Looking at the Lowy numbers, I get the impression that many of the Averages have interpreted the relatively small amount of energy being obtained from rooftop solar power in a much greater light than reality; how else to explain their large opting for solar as the “primary source” of near-future electricity?
One of the problems in interpreting the real electricity world for laymen is that the data is presented in ways that just confuses them – which is why the “Review of the NEM” for calendar years published by consultants Green Energy Markets is useful, I think.
Take the 2015 report they put out in January. It boils down to this: out of a total of a little over 195,000 gigawatt hours produced in the NEM by generators registered with the Australian Energy Market Operator (which rooftop PVs are not), the key source by a long way was coal – black coal and lignite.
The 2015 mix was 51.5 per cent black coal, 25.8 per cent lignite, 10.5 per cent gas – which gives us 87.8 per cent fossil-fuelled power – and 11.9 per cent “mainstream” renewables (hydro and wind).
Thus, though wind farm output in New South Wales rose 582 per cent between 2012 and 2015, last year it represent just 2.7 per cent of State power production metered by AEMO.
Again, even doubling the number of households opting for rooftop solar between now and 2025 – a fairly likely prospect on present trends, with the Queensland Productivity Commission, for example, expecting a million homes to be embracing PVs by 2022 – is not going to make a huge difference to this mix.
Neither will pushing NEM wind generation up to more than 20,000 GWh annually (double what it was in 2015), a likely outcome of the revised RET.
Why then, if the Lowy poll is a guide, do so many of our fellow citizens expect that renewables will dominate supply by 2025?
It is easy to point a finger at the mainstream media for failing to deliver their readers, listeners and viewers information that is in context – and, as readers know, I frequently do so here, on my On Power website and on Business Spectator – but they are not solely at fault.
A core problem, I feel, is that we have allowed a couple of generations of kids to pass through school without teaching them the basics about energy in society – as opposed to just boosting the wonders of (some) renewable energy – even though their lives would be turned upside down without the reliable, still-affordable supply chain of mostly fossil-fuelled electricity as well as gas and transport fuels, an environment we all take for granted even while carping about prices.
Many of those kids are now voting adults (and respondents to polls like the one Lowy runs); boys and girls now 16 will be eligible to vote at the 2019 federal election and those now on the brink of becoming teenagers at the 2022 election (and the elections in their States, eg New South Wales in 2019 and 2023).
There are, as my mother’s mother dinned in to me when I was a small boy 60-plus years ago, consequences for what we do and what we don’t do.
Are the consequences of our neglecting energy literacy since the 1970s (which is when environmentalism took off and became included in what kids are taught) starting to haunt our present-day society?

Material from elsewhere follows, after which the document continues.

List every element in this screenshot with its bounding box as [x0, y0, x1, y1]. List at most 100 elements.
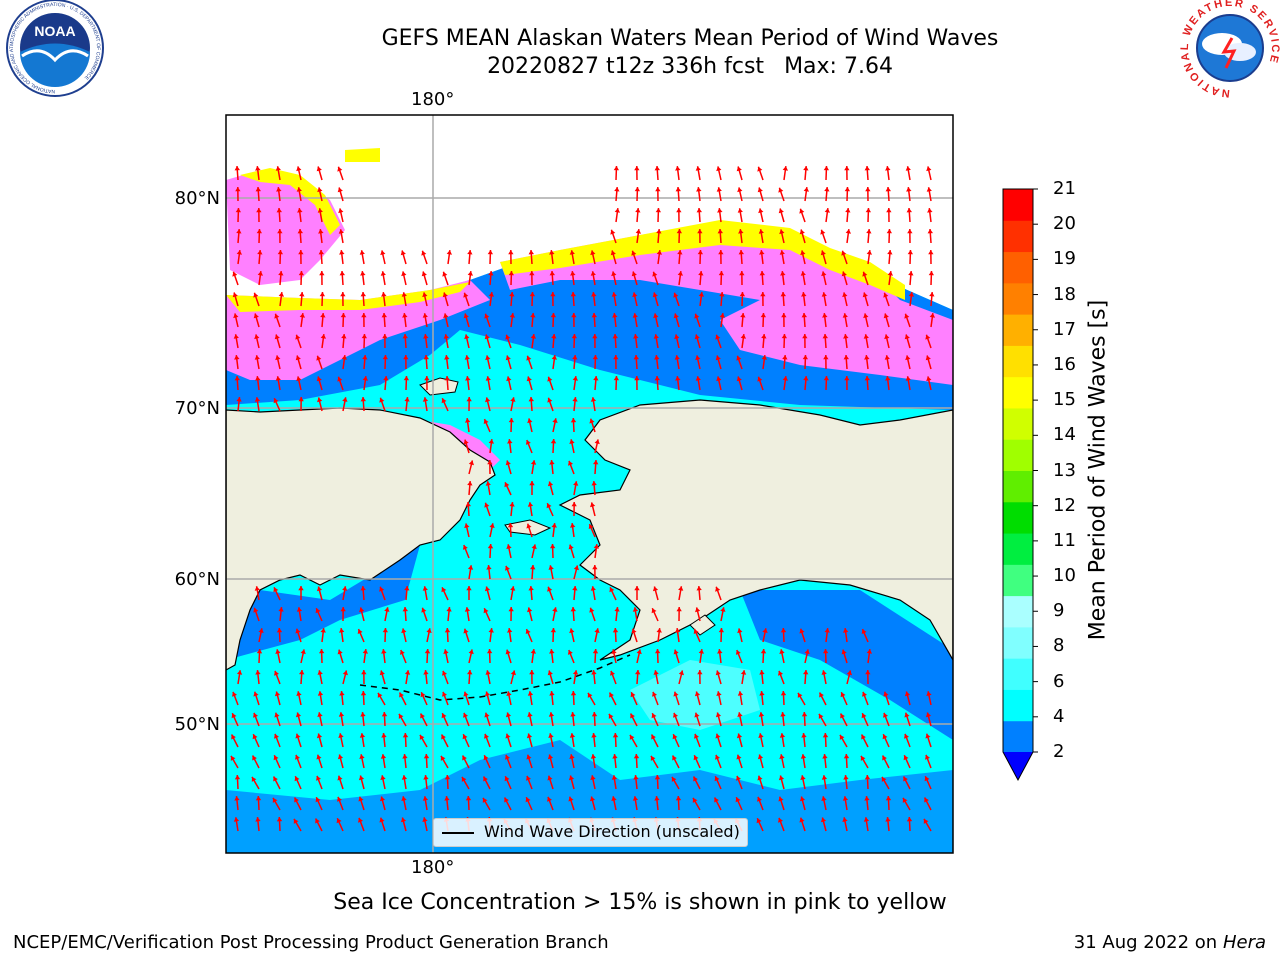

Given the too-frequent inclination of politicians to follow the community rather than lead it – “I am the people’s leader, I must follow them,” said Jim Hacker – are we in a fit state to manage our energy affairs to achieve what has been defined by royal commissioner Kevin Scarce as our desirable goal: reliable, low-carbon electricity at the lowest overall cost based on realistic prospects of technology uptake?
PS: An Essential Report poll in mid-March found 57 per cent of its respondents think Australia is not doing enough to address climate change – versus 29 per cent who think we are doing enough or too much and 13 per cent who “don’t know.” Which reminds me of my favorite summing-up question as a lobbyist when debating issues situations with my stakeholders: “And, therefore, what?”